In a different recorded call with another business associate, Ligeri made several comments about his willingness to commit murder-suicide if the business dispute was not resolved in his favor.

“You will have the most unbelievable trauma and sadness in your life that you f***** with me,” Ligeri says, “I am willing to murder myself and you, Do you understand that? Do you understand the concept that I am willing to kill you to not let this happen.”

Another key piece of evidence is a phone call detectives recorded March 19 ,2021 between Ligeri and Eric Carl Ivanov, who used to work for Ligeri. Ivanov claimed Ligeri called him the night before wanting Burns and Tischer killed that same night, but Ivanov put him off.

When Ivanov and Ligeri talked the next day by phone, O’Sullivan was listening in. The police report notes Ligeri makes several more comments about his interest in having Burns and Tischer assaulted. And he is willing to pay Ivanov for doing the “job.”

“I don’t want to kill anybody. I’d love to see, you know a broken jaw, a broken rib or whatever. I would pay for that, you know what I mean?” Ligeri told Ivanov. “I’m just trying to make the point that don’t f***with me, you know what I mean?”

On March 24, 2021, investigators spoke with Burns, who reported he too had been threatened by Ligeri a week earlier. In one text message, Ligeri wrote “Feel like digging up cemetery plots right now” and “you warred with the wrong man Johnny boy.”

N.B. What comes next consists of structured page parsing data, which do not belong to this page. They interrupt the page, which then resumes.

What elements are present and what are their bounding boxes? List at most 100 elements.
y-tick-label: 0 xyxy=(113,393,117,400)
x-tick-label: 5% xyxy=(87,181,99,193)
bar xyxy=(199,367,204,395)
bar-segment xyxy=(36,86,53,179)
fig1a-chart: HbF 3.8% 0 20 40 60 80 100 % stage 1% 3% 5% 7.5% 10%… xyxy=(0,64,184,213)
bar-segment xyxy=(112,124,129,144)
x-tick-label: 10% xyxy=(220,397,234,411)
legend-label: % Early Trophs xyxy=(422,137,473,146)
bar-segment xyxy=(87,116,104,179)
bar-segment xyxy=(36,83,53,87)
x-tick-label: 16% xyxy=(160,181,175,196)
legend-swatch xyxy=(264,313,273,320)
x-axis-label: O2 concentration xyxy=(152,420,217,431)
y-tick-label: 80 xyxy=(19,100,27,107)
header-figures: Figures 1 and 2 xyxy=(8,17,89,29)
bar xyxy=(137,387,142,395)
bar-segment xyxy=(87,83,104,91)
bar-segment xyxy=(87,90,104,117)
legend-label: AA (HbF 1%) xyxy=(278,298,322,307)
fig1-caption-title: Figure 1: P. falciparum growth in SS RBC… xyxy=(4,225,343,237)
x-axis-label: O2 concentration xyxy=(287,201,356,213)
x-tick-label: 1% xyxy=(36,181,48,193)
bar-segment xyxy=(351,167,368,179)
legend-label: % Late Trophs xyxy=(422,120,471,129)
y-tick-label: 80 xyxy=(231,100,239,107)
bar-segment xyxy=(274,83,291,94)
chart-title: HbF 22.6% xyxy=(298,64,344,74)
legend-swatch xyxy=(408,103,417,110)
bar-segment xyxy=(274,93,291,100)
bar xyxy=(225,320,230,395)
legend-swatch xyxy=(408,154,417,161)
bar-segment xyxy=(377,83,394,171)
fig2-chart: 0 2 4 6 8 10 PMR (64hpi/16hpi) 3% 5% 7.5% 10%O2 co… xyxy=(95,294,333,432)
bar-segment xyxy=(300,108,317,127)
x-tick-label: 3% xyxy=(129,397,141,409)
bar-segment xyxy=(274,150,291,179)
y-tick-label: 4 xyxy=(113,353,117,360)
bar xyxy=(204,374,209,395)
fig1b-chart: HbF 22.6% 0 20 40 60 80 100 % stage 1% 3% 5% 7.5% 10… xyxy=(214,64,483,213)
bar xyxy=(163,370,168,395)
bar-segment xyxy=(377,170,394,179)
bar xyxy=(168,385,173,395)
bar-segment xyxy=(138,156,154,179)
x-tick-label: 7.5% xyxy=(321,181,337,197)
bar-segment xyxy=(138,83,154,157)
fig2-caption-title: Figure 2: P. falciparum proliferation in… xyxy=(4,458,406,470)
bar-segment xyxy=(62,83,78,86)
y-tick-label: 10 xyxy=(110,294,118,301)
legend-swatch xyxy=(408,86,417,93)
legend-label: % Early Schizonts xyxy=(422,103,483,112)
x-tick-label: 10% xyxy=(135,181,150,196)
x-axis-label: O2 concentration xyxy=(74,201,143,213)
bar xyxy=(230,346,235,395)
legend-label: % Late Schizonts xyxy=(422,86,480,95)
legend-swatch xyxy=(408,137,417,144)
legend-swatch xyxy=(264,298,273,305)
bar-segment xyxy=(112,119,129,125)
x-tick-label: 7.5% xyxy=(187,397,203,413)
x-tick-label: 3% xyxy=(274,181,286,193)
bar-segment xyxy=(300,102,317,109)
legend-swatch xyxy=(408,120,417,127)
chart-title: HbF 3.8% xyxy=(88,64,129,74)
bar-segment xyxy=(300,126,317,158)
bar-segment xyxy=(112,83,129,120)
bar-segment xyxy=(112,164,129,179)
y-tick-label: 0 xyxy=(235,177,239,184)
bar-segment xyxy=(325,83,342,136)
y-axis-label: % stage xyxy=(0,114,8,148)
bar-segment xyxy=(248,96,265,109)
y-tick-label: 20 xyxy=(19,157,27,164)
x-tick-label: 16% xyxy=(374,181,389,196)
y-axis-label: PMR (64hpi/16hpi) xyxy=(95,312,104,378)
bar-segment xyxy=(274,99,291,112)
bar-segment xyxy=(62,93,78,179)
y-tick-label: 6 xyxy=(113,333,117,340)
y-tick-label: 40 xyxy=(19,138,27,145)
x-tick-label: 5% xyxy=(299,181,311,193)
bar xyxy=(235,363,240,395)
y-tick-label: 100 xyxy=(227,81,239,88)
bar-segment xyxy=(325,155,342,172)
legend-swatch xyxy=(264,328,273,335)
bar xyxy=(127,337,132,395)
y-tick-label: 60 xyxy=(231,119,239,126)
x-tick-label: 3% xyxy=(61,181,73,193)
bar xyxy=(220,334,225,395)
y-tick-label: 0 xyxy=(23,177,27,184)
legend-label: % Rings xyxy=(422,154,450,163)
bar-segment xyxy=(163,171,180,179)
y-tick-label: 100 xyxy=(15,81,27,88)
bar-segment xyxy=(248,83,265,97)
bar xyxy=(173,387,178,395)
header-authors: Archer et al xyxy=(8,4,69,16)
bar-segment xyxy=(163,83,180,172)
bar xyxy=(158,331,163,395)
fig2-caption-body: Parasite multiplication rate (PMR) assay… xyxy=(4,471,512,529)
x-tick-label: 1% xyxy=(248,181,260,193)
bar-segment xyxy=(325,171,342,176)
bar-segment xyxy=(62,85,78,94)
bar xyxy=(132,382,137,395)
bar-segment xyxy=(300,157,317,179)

Burns shared a recorded conversation between Ligeri and yet another business associate who Ligeri purportedly threatened in the past. In that call, Ligeri describes a scenario where he will “put a gun in John Burns’ mouth, that is a choice I will make” if he fails at regaining control of his company’s assets.

In another exchange with Ivanov, Ligeri notes he should have the money the next day so they need to figure out how to explain the payment.

“I feel like Michael Corleone at the end of the Godfather I’m just cleaning up everything,” Ligeri wrote.

Ligeri was taken into custody in California on Mesa PD’s arrest warrant. He waived extradition and was transferred to the Maricopa County jail in June 2021. A $50,000 bond secured Ligeri’s pretrial release but he was required to remain in Arizona.

Eventually Ligeri secured a court order to move back to California subject to electronic monitoring. His release conditions and alleged non-compliance with such were the subject of several hearings.

During an Oct 25 hearing, Judge Minder revoked Ligeri’s permission to reside in California, citing “a change in circumstance due to the Defendant not having followed his prior release terms.” It appears Ligeri’s travel to Las Vegas to take part in the 2021 World Series of Poker may have precipitated the judge’s order.

Tournament records show Ligeri played at least one round of $25,000 High Roller No-Limit, winning a pot of 310,000 chips.  

Then in November the judge granted Ligeri’s renewed request to live in California over the objection of prosecutor Neha Bhatia with the Maricopa County Attorney’s Office.

Ligeri entered his guilty plea March 24. A week earlier, he posted about his case on, addressing the criminal charges and describing what he says led to his “emotional outburst” related to the business dispute over Cheyenne Brands.

According to Ligeri, when COVID-19 hit his CFO “politely urged me to lay everyone off and keep my last couple million dollars until we knew what was going on with the world.”

Instead, Ligeri wrote that he put “the last of my personal money into my company with 0 sales” in order to not be “the guy to put employees out of work during a pandemic.” But then some of his employees “returned the favor by robbing my company,” Ligeri wrote. This included, he alleges, emptying his warehouse and embezzling company revenue.

A lawsuit Ligeri filed on behalf of Cheyenne Brands against Burns, Tischer, and others has been placed on the dismissal calendar.